As we approach the feast of St. Francis of Assisi (Oct. 4), we are reminded of the valued place of animals in God’s creation—and in the human heart. According to the 2007 National Pet Owners Survey, 63 percent of American households (71.1 million homes) own a pet, mostly dogs and cats. And the numbers keep increasing. We have relationships with our pets and treat them as family members. We lavish love on them—and sometimes needed punishment (not harm)—and they return both with an equal measure of unconditional love. We recognize and accept our responsibility to our animal friends. Regrettably, though, such is not the case with every pet owner.
Whether from mental or emotional stress or a lapse in moral rectitude, some owners willfully inflict untold abuse on their pets. We read the stories and hear them on the radio over and over again. The population of stray animals is staggering. Many have simply been tossed out of a home and dumped miles away. The dire plight (and number) of unwanted or rescued animals has prompted more and more volunteer groups to spring into action.
Many of the dogs they have taken were from so-called “puppy mills.” These factory farms breed helpless puppies, who are then kept in unacceptable conditions until the next “auction” or order from pet stores around the country.
The summer issue of Best Friends magazine reports that animal welfare organizations estimate “there are between 4,000 and 5,000 puppy mills in the U.S.,” located primarily in Pennsylvania and the Midwest. They specialize in purebreds. The commercial pet trade is all about profit and loss. Though the breeders are regulated by the U.S. Department of Agriculture’s Animal and Plant Health Inspection Service, evidence suggests that there is a severe dearth of inspectors and investigators. Many breeders are not in step with the provisions of the Animal Welfare Act. Regulation needs to be strengthened—but how is that possible with fewer than 100 inspectors overseeing thousands of breeders?
If all who are interested in acquiring a pet (or at least a purebred) were fully aware of the situation, they might think twice about it. Puppy mills and pet stores go together like kibbles and bits. The troubling fact is that only half the puppies from these mills ever make it to a pet shop. “The other half die,” reports Best Friends, from the mills’ “squalid conditions, hypothermia, starvation or the horrors of transport.” It is a contentious issue, to be sure, with legislators and special-interest groups not able to get into the same book, let alone on the same page.
We might, therefore, consider adopting our next best friend from a local shelter or rescue group. There are still a few “no kill” facilities, but most shelters lack sufficient space to accommodate the continuing influx and turnover of pets. Hence, many are euthanized. So by adopting from there, we not only save a life but offer a new and better one. Anyone who cares about what’s really happening “down on the farm” should make their voices heard.
Religious services for blessing animals remind us of the worth of all God’s creatures, how we connect and the glory they give God too.

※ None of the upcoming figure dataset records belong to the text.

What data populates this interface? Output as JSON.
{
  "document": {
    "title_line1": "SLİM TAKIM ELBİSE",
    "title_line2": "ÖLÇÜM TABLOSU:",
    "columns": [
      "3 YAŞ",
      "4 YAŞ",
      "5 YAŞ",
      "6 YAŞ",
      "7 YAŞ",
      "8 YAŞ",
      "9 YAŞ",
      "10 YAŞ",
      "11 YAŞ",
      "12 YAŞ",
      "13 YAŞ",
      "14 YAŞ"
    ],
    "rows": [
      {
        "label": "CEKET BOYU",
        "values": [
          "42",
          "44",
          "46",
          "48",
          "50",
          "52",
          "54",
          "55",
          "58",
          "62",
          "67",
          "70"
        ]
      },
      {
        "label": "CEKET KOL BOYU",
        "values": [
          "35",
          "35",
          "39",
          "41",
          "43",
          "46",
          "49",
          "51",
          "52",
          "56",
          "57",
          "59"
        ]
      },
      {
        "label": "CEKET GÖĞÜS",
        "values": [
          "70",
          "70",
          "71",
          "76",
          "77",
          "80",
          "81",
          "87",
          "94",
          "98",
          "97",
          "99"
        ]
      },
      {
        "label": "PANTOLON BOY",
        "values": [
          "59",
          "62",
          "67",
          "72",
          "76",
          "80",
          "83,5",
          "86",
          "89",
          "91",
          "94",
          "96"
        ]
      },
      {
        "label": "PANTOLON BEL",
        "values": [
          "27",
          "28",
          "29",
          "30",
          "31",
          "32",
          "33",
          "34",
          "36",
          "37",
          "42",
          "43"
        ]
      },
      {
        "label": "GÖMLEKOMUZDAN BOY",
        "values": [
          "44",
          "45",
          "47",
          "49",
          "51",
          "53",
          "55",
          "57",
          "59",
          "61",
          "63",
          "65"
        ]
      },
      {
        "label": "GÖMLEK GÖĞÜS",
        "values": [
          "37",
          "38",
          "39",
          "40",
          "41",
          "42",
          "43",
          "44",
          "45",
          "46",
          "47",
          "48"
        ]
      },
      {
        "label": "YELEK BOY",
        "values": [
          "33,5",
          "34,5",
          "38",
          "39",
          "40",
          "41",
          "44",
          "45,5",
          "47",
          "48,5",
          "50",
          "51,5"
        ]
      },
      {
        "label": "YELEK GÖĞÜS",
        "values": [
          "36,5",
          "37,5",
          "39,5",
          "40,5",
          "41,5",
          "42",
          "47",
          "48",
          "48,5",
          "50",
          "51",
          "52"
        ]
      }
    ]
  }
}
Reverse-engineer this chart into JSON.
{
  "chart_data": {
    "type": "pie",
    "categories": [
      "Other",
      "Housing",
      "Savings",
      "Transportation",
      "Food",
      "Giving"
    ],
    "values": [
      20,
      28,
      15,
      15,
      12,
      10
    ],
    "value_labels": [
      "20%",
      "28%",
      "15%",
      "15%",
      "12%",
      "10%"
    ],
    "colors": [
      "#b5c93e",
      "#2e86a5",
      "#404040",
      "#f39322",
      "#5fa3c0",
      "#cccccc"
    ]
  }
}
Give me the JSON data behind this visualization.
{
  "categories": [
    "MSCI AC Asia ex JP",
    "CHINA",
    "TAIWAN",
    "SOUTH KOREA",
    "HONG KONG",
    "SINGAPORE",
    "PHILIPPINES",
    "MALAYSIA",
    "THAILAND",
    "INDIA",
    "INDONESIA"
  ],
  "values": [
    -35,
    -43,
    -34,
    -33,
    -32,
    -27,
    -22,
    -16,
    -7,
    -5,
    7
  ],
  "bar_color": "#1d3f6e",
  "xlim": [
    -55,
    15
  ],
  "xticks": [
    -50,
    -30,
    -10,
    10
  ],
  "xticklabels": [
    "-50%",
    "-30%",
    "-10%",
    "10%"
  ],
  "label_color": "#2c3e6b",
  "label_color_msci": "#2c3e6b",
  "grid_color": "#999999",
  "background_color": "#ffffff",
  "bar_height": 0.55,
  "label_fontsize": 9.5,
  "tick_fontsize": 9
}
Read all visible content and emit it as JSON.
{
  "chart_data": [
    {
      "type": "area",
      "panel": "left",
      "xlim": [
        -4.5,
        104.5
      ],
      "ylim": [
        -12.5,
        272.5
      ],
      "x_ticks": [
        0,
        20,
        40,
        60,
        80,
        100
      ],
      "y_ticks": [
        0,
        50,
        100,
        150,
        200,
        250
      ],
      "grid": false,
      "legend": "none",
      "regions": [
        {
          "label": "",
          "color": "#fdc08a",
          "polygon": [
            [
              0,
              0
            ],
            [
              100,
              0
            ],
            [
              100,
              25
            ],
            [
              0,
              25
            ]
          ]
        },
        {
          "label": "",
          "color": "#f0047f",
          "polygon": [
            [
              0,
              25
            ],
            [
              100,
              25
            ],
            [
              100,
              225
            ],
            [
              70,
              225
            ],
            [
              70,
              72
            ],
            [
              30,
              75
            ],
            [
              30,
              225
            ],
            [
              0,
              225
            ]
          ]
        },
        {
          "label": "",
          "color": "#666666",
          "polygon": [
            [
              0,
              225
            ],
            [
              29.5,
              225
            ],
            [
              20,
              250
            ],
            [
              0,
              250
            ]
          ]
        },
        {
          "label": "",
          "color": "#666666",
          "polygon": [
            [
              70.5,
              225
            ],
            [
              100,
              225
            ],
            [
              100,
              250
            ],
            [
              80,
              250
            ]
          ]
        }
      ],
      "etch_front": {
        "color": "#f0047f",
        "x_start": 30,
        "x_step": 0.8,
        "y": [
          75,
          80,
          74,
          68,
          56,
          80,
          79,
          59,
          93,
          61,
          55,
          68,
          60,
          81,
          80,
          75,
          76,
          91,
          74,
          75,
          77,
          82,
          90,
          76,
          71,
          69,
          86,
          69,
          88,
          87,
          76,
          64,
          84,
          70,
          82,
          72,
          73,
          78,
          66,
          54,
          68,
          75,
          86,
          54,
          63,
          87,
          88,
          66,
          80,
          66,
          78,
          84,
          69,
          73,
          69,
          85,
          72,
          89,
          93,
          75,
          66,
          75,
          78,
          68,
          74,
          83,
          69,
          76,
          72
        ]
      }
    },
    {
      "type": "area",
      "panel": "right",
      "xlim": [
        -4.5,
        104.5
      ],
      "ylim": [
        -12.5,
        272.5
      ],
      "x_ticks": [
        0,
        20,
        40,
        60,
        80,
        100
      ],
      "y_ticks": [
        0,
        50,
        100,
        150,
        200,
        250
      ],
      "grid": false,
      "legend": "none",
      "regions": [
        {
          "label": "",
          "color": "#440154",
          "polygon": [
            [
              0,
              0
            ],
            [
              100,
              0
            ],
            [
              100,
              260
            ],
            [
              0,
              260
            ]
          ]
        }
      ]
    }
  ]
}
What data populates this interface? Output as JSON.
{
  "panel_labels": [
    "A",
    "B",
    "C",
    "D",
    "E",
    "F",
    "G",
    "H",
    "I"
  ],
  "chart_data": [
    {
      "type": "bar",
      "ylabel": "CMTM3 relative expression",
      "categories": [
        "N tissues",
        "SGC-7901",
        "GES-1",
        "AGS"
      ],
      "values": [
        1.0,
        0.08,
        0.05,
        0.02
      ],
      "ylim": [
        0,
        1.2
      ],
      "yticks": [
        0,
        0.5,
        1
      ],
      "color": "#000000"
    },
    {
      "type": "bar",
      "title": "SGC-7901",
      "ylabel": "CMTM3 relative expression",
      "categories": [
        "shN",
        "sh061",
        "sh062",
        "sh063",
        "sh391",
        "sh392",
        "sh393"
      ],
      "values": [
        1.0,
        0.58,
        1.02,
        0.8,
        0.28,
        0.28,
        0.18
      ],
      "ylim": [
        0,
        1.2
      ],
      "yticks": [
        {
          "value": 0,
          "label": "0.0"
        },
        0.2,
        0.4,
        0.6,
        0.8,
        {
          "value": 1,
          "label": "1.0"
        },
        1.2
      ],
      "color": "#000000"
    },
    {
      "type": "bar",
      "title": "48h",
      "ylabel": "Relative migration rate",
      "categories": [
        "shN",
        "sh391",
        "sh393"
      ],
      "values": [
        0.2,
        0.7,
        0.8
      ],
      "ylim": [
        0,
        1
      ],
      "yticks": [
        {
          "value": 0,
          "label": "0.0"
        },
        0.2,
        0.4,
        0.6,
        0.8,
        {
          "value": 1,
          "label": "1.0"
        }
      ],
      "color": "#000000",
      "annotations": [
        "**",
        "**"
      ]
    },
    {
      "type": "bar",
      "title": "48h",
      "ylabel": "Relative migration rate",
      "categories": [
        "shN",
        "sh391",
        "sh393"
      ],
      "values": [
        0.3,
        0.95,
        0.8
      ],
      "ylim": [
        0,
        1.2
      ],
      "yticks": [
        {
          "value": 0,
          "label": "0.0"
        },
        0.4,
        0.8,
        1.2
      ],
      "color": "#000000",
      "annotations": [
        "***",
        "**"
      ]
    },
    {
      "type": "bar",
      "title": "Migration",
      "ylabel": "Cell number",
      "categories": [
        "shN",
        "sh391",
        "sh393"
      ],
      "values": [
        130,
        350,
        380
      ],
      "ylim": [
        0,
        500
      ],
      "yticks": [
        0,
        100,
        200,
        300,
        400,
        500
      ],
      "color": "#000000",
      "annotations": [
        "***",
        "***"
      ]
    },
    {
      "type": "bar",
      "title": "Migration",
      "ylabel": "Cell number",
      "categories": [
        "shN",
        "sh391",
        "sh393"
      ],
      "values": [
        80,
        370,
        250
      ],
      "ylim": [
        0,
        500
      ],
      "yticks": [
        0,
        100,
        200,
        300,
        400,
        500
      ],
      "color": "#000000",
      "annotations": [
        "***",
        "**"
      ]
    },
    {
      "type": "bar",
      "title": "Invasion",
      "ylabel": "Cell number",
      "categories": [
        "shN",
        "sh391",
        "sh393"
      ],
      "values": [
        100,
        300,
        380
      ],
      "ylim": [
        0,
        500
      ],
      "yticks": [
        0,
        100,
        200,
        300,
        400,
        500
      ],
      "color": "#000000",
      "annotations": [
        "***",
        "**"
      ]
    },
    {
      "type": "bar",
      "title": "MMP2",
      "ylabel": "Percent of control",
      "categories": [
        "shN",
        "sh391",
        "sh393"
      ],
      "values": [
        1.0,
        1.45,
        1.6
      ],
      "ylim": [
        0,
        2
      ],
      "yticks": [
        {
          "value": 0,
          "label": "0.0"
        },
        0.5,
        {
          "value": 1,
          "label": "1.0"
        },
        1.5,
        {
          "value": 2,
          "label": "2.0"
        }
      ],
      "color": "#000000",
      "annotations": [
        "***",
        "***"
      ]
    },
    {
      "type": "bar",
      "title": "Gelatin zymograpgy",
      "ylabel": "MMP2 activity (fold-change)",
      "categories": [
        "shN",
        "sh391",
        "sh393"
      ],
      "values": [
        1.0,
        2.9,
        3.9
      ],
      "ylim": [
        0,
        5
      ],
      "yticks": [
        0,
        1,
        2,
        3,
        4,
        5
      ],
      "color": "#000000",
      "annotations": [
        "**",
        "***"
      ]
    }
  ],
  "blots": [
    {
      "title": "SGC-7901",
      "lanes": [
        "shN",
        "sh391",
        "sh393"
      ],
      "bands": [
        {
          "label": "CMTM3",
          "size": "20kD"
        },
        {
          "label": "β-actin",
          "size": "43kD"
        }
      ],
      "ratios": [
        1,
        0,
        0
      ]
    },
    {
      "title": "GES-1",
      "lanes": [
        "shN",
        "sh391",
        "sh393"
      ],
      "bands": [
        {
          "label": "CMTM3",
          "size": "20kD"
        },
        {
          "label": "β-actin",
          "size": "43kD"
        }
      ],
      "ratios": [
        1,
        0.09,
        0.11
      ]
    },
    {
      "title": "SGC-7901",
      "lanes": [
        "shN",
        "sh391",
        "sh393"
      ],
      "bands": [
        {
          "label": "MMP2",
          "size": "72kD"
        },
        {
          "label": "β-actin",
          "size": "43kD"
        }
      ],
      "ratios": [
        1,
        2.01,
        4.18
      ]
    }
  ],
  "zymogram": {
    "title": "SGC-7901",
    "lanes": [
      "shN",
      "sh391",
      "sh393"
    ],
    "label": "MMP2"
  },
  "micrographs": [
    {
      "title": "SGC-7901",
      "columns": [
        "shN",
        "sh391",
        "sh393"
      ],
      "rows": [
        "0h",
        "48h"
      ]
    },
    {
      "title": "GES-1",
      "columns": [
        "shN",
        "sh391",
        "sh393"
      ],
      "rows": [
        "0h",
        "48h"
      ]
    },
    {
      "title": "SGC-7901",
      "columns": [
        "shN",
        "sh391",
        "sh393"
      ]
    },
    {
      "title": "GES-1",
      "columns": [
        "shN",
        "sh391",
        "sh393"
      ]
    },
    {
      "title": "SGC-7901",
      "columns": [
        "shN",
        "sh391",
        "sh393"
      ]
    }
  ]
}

This fall brings a new, large assortment of pet books. The Pulitzer Prize-winning columnist Anna Quindlen offers Good Dog: Stay (HarperCollins/Nov.), an ode to her Lab named Beau. Also coming are The Merck/Merial Manual for Pet Health—in Everyday Language (Merck/ Oct.) and Good Catkeeping: A Comprehen-sive Guide to All Things Feline, by Diane Morgan (T.F.H./Oct.).
May you and your own best friend know how lucky and special you are.